Auswirkungen auf Medienunternehmen und Agenturen
Dieses Urteil hat weitreichende Konsequenzen für die Medienbranche:
- Erhöhte Vorsicht bei Barterdeals und PR-Artikeln: Medienunternehmen und Agenturen müssen besonders aufmerksam sein, wenn sie Produkte, Dienstleistungen oder Nutzungsrechte kostenlos erhalten. Auch wenn kein Geld fließt, kann eine Werbekennzeichnung erforderlich sein.
- Transparenz ist Pflicht: Um Schleichwerbung zu vermeiden, sollten Medienunternehmen und Agenturen stets transparent kommunizieren, wenn sie Gegenleistungen in jeglicher Form erhalten haben.
- Kennzeichnungspflicht überdenken: Medienunternehmen und Agenturen sollten ihre Kennzeichnungspraxis überprüfen und gegebenenfalls anpassen, um sicherzustellen, dass sie den aktuellen rechtlichen Anforderungen entspricht.

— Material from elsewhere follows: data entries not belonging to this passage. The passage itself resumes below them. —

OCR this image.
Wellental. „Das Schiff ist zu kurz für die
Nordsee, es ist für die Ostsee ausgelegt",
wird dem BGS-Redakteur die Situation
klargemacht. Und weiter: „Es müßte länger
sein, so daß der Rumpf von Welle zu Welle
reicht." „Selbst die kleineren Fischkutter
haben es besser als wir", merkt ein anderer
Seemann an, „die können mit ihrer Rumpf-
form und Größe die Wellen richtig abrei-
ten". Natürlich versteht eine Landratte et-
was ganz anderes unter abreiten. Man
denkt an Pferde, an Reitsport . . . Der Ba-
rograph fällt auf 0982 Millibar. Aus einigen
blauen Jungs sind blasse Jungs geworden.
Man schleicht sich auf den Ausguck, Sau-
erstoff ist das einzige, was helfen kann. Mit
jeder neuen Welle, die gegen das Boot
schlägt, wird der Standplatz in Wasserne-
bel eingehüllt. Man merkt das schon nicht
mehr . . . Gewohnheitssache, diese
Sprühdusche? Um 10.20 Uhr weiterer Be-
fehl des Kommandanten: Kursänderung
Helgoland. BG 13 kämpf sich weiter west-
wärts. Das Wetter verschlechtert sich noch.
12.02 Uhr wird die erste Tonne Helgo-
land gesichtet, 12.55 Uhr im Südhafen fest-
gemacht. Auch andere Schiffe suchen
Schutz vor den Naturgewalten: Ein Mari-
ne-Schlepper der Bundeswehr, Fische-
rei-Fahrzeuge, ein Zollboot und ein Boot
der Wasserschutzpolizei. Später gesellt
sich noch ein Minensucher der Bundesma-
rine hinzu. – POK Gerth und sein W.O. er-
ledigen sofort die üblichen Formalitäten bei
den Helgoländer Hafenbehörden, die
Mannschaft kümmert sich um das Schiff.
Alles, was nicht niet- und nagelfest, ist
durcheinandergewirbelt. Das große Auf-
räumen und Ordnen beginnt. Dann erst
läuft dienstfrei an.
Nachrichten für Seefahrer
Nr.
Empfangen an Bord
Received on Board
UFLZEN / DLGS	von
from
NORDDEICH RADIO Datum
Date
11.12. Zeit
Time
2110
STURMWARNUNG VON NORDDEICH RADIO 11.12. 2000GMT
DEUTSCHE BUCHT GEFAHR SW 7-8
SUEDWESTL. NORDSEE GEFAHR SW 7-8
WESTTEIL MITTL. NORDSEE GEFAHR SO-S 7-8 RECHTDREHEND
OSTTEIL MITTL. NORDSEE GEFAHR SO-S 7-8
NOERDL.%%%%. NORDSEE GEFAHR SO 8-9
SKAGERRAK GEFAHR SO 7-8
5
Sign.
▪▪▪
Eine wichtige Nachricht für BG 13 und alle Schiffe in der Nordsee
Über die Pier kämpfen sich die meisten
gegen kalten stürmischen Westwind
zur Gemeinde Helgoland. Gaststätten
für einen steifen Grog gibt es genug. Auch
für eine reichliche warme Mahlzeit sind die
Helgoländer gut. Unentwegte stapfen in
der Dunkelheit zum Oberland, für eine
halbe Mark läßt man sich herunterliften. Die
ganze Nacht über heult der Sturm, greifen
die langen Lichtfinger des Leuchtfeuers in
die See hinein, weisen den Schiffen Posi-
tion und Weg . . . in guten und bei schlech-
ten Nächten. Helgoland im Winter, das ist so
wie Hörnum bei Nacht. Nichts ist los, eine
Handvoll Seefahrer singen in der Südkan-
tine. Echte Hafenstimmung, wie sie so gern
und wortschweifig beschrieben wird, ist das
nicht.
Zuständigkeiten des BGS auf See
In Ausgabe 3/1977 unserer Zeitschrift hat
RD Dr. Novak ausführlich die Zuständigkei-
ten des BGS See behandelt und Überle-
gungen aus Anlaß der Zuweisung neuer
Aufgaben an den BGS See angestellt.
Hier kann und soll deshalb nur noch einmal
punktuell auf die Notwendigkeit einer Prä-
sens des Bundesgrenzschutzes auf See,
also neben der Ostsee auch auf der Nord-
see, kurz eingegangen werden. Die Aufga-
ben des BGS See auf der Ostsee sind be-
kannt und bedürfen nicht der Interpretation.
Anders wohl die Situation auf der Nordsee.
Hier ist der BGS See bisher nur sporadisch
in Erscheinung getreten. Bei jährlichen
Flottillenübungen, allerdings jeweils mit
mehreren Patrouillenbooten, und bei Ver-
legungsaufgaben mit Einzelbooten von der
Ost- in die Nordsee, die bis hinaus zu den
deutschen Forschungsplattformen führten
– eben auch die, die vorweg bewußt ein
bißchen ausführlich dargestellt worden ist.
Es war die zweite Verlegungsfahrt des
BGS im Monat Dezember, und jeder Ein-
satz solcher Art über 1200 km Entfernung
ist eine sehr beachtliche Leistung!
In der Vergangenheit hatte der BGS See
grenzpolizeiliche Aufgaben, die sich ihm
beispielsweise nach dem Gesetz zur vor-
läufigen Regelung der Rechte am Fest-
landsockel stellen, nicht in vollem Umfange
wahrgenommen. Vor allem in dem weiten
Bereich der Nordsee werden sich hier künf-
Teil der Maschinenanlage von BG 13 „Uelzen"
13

- Risiko von Abmahnungen: Bei Nichteinhaltung der Kennzeichnungspflicht besteht ein erhöhtes Risiko von Abmahnungen und rechtlichen Konsequenzen.
Rechtliche Einordnung
Das Landgericht Trier stützt seine Entscheidung auf § 5a Abs. 4 S. 1 UWG. Dabei stellt es klar, dass auch die Nutzung von PR-Artikeln und Bildrechten als “ähnliche Gegenleistung” im Sinne des § 5a Abs. 4 S. 2 UWG angesehen werden kann.
Das Gericht argumentiert, dass die Bereitstellung eines fertigen Artikels und die Einräumung von Bildrechten geldwerte Leistungen darstellen. Diese Auslegung steht im Einklang mit dem Willen des Gesetzgebers, der in der Gesetzesbegründung als ähnliche Gegenleistungen unter anderem Provisionen, Produkte, die genutzt werden dürfen, Pressereisen und die Stellung von Ausrüstung genannt hat.
Bemerkenswert ist auch, dass das Gericht eine Kennzeichnung als “Anzeige” nicht zwingend für erforderlich hält. Vielmehr können auch andere Begriffe wie z.B. “Werbung” verwendet werden, solange der kommerzielle Zweck deutlich gemacht wird.
Fazit und Ausblick
Das Urteil des LG Trier unterstreicht die Notwendigkeit einer klaren Trennung von redaktionellem Inhalt und Werbung nicht nur in der Influencer-Branche, sondern auch im klassischen Medienbereich. Es zeigt, dass die rechtlichen Rahmenbedingungen für Medienkooperationen weiterhin einer ständigen Anpassung bedürfen.
Für Medienunternehmen und Agenturen ist es ratsam, sich regelmäßig über die aktuelle Rechtslage zu informieren und im Zweifelsfall rechtlichen Rat einzuholen. Nur so können sie sicherstellen, dass ihre Aktivitäten im Einklang mit geltendem Recht stehen und das Vertrauen ihrer Leser nicht durch unzulässige Schleichwerbung gefährdet wird.Die Zukunft der Medienkooperationen wird maßgeblich davon abhängen, wie gut es der Branche gelingt, Transparenz und Authentizität mit den rechtlichen Anforderungen in Einklang zu bringen. Das Urteil des LG Trier unterstreicht die Notwendigkeit, auch bei nicht-monetären Vereinbarungen wachsam zu bleiben und die Kennzeichnungspflicht ernst zu nehmen.